On 12/28/2012 12:43 PM, Sumana Harihareswara wrote:
On 12/28/2012 12:39 PM, David Gerard wrote:
On 28 December 2012 17:36, Sumana Harihareswara sumanah@wikimedia.org wrote:
The big one, as I see it (quoting from https://www.torproject.org/ ): "Activists use Tor to anonymously report abuses from danger zones. Whistleblowers use Tor to safely report on corruption." Iran, Burma, and China come up a lot in these discussions. Also, sometimes editors want to avoid surveillance from an ISP or employer.
The use case is not so much Wikipedia, then. Wikinews, however.
Commons and potentially Wikisource seem like possibilities as well. And perhaps less English Wikipedia than the Farsi, Chinese, and Burmese Wikipedias?
By the way, I fiddled with the metrics at https://metrics.torproject.org/users.html?table=censorship-events&start=... and got this list of countries: China, United Republic of Tanzania, Republic of Korea, Ethiopia, Philippines, Seychelles, Iran, Pakistan, Gibraltar, and Bangladesh.

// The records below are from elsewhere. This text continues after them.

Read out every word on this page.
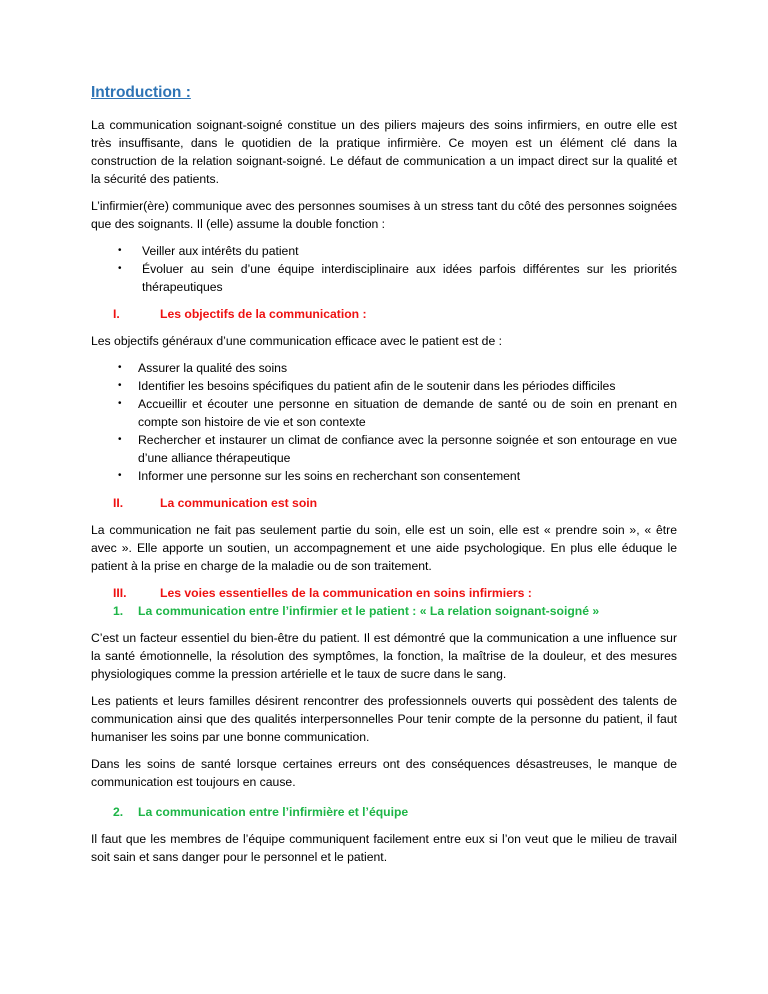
Introduction :

La communication soignant-soigné constitue un des piliers majeurs des soins infirmiers, en outre elle est très insuffisante, dans le quotidien de la pratique infirmière. Ce moyen est un élément clé dans la construction de la relation soignant-soigné. Le défaut de communication a un impact direct sur la qualité et la sécurité des patients.

L’infirmier(ère) communique avec des personnes soumises à un stress tant du côté des personnes soignées que des soignants. Il (elle) assume la double fonction :

• Veiller aux intérêts du patient
• Évoluer au sein d’une équipe interdisciplinaire aux idées parfois différentes sur les priorités thérapeutiques
I.	Les objectifs de la communication :

Les objectifs généraux d’une communication efficace avec le patient est de :

• Assurer la qualité des soins
• Identifier les besoins spécifiques du patient afin de le soutenir dans les périodes difficiles
• Accueillir et écouter une personne en situation de demande de santé ou de soin en prenant en compte son histoire de vie et son contexte
• Rechercher et instaurer un climat de confiance avec la personne soignée et son entourage en vue d’une alliance thérapeutique
• Informer une personne sur les soins en recherchant son consentement
II.	La communication est soin

La communication ne fait pas seulement partie du soin, elle est un soin, elle est « prendre soin », « être avec ». Elle apporte un soutien, un accompagnement et une aide psychologique. En plus elle éduque le patient à la prise en charge de la maladie ou de son traitement.

III.	Les voies essentielles de la communication en soins infirmiers :
1. La communication entre l’infirmier et le patient : « La relation soignant-soigné »

C’est un facteur essentiel du bien-être du patient. Il est démontré que la communication a une influence sur la santé émotionnelle, la résolution des symptômes, la fonction, la maîtrise de la douleur, et des mesures physiologiques comme la pression artérielle et le taux de sucre dans le sang.

Les patients et leurs familles désirent rencontrer des professionnels ouverts qui possèdent des talents de communication ainsi que des qualités interpersonnelles Pour tenir compte de la personne du patient, il faut humaniser les soins par une bonne communication.

Dans les soins de santé lorsque certaines erreurs ont des conséquences désastreuses, le manque de communication est toujours en cause.

2. La communication entre l’infirmière et l’équipe

Il faut que les membres de l’équipe communiquent facilement entre eux si l’on veut que le milieu de travail soit sain et sans danger pour le personnel et le patient.
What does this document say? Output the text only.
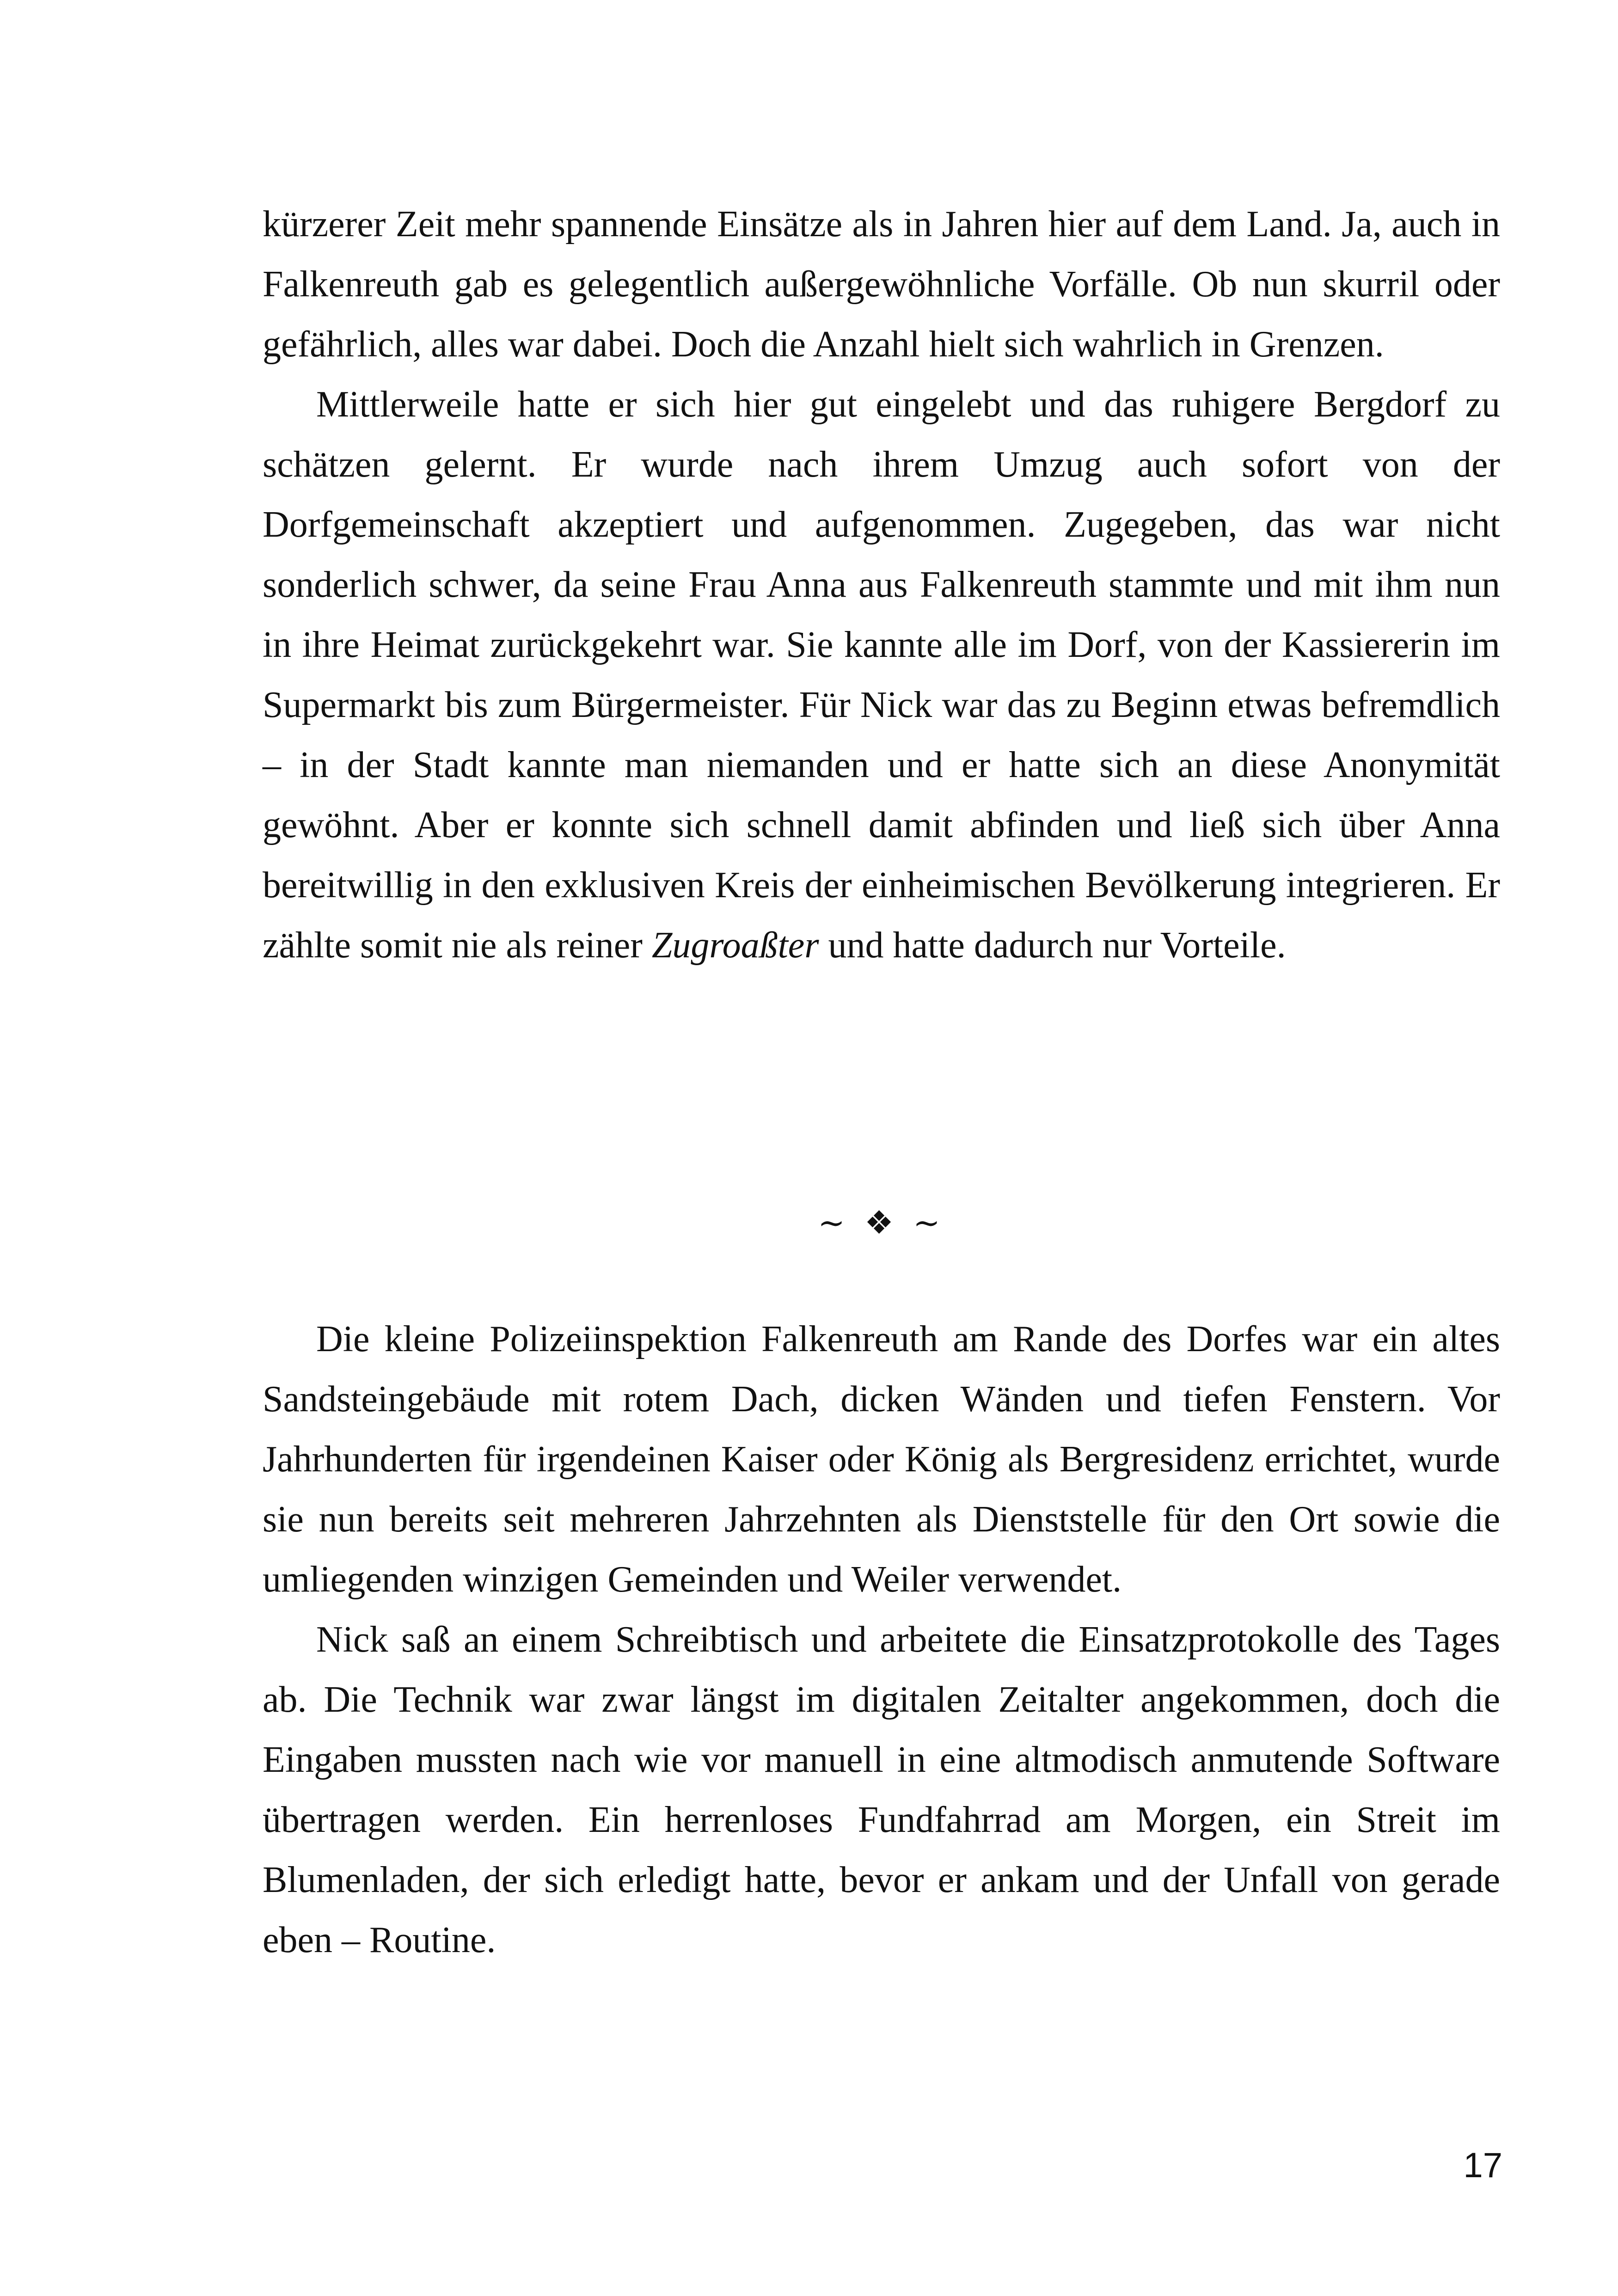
kürzerer Zeit mehr spannende Einsätze als in Jahren hier auf dem Land. Ja, auch in Falkenreuth gab es gelegentlich außergewöhnliche Vorfälle. Ob nun skurril oder gefährlich, alles war dabei. Doch die Anzahl hielt sich wahrlich in Grenzen.

Mittlerweile hatte er sich hier gut eingelebt und das ruhigere Bergdorf zu schätzen gelernt. Er wurde nach ihrem Umzug auch sofort von der Dorfgemeinschaft akzeptiert und aufgenommen. Zugegeben, das war nicht sonderlich schwer, da seine Frau Anna aus Falkenreuth stammte und mit ihm nun in ihre Heimat zurückgekehrt war. Sie kannte alle im Dorf, von der Kassiererin im Supermarkt bis zum Bürgermeister. Für Nick war das zu Beginn etwas befremdlich – in der Stadt kannte man niemanden und er hatte sich an diese Anonymität gewöhnt. Aber er konnte sich schnell damit abfinden und ließ sich über Anna bereitwillig in den exklusiven Kreis der einheimischen Bevölkerung integrieren. Er zählte somit nie als reiner Zugroaßter und hatte dadurch nur Vorteile.

~ ❖ ~

Die kleine Polizeiinspektion Falkenreuth am Rande des Dorfes war ein altes Sandsteingebäude mit rotem Dach, dicken Wänden und tiefen Fenstern. Vor Jahrhunderten für irgendeinen Kaiser oder König als Bergresidenz errichtet, wurde sie nun bereits seit mehreren Jahrzehnten als Dienststelle für den Ort sowie die umliegenden winzigen Gemeinden und Weiler verwendet.

Nick saß an einem Schreibtisch und arbeitete die Einsatzprotokolle des Tages ab. Die Technik war zwar längst im digitalen Zeitalter angekommen, doch die Eingaben mussten nach wie vor manuell in eine altmodisch anmutende Software übertragen werden. Ein herrenloses Fundfahrrad am Morgen, ein Streit im Blumenladen, der sich erledigt hatte, bevor er ankam und der Unfall von gerade eben – Routine.

17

Freedom House on the countries & territories that are worst re: freedom of expression: http://www.freedomhouse.org/report/special-reports/worst-worst-2012-worlds-m... : Equatorial Guinea, Eritrea, North Korea, Saudi Arabia, Somalia, Sudan, Syria, Turkmenistan, Uzbekistan, Tibet, Western Sahara, Belarus, Burma, Chad, China, Cuba, Laos, Libya, and the territory of South Ossetia.